Most of the time—and sometimes for other cyclists—it is almost impossible to see them until you are just about upon them, quite apart from the weaving in and out. Even a cyclist, under the “Highway Code”, is supposed to have a front light and, at the back, not just a reflector light but a red flashing light so that they can be seen. Many of the e-bikes do not have that. I would start, therefore, with simple, practical things such as licensing and so on, and enforcing the requirements in the “Highway Code”.
Obviously policing helps, but I have concerns about that approach. Again, I make the point that it might be all right in town centres, but you will come across these vehicles when you are driving along the Portobello Road or coming through Holyrood park, and you cannot expect police to be on patrol all the time. The vehicles are not just there; they are delivering for various food chains and so on, so we have to consider the issue everywhere.

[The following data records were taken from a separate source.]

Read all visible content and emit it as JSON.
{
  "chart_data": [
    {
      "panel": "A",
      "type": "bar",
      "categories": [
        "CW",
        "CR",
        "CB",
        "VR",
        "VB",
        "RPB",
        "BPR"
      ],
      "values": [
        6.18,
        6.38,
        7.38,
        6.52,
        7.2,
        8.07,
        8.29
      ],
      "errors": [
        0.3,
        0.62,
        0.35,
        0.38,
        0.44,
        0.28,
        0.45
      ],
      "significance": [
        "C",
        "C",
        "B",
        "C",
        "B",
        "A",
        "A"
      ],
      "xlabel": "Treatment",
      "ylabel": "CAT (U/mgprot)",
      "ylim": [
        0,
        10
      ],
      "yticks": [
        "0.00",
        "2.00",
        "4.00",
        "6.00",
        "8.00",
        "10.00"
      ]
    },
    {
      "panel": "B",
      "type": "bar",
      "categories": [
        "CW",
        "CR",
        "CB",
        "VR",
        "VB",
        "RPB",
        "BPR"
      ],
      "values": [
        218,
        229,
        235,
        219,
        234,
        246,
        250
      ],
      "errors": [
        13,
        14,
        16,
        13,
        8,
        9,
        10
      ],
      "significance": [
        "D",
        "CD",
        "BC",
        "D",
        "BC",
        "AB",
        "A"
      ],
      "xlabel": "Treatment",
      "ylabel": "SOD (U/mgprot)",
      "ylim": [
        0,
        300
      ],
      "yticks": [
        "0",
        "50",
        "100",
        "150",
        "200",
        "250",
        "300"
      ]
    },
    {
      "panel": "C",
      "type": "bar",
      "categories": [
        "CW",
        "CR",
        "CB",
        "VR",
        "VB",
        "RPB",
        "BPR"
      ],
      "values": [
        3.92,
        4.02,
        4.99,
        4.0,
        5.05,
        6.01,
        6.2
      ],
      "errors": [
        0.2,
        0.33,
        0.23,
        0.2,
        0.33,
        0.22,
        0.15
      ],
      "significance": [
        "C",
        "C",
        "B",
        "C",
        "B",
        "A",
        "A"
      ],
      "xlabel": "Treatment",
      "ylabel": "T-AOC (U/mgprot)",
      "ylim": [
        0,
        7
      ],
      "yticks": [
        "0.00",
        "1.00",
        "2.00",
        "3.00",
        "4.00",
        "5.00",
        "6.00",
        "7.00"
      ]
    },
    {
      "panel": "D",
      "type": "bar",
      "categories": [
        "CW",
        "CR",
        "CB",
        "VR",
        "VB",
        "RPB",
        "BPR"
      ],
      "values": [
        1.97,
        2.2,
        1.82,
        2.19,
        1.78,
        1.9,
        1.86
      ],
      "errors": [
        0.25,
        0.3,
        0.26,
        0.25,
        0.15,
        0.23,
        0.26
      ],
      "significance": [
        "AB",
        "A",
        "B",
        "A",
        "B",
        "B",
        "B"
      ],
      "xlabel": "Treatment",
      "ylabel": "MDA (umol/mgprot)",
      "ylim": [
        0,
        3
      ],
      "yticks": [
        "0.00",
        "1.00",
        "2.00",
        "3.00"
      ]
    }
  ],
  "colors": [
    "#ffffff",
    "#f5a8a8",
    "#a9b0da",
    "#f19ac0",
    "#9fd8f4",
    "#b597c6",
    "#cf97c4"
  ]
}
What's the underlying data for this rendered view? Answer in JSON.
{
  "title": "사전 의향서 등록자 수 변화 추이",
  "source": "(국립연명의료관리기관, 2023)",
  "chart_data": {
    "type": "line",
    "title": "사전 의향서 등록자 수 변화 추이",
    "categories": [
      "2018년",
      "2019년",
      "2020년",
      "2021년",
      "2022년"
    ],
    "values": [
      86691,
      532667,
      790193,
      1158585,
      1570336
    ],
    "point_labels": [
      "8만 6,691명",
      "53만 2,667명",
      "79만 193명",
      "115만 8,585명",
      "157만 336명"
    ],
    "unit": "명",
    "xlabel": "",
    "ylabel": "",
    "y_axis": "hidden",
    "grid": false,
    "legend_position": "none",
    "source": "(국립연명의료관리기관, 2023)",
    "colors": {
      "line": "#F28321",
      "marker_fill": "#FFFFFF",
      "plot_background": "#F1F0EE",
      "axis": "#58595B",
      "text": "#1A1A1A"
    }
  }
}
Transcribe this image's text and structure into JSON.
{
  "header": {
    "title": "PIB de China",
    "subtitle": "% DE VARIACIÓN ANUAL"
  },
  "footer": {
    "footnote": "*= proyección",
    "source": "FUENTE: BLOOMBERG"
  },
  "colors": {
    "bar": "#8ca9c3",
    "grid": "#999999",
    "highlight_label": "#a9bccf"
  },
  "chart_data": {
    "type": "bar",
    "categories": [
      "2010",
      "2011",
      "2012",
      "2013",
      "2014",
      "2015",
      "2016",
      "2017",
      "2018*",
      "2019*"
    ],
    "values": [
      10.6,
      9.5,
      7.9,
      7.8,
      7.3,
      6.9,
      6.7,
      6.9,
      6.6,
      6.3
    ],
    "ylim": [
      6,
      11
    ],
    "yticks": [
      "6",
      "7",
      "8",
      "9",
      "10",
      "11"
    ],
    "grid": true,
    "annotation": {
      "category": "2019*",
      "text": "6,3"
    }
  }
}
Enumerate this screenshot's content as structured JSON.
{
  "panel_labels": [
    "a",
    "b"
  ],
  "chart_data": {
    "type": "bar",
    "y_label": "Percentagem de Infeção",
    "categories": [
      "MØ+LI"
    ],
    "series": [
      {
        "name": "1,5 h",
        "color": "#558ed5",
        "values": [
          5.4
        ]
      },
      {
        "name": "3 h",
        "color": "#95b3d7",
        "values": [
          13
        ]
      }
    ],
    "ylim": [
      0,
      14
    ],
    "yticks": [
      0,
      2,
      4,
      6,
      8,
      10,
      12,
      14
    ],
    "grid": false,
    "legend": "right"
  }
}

I will be interested to hear what the minister has to say about how the police are tackling the issue, but I would also like to know whether the Scottish Government is in conversation with the UK Government—this is not a hostile point, or a matter of what is or is not devolved—about how we can strengthen the requirements for the owners of these vehicles to have a licence; to be registered, taxed and insured; and to have an MOT, which every one of us with a vehicle needs to have. That would be a start.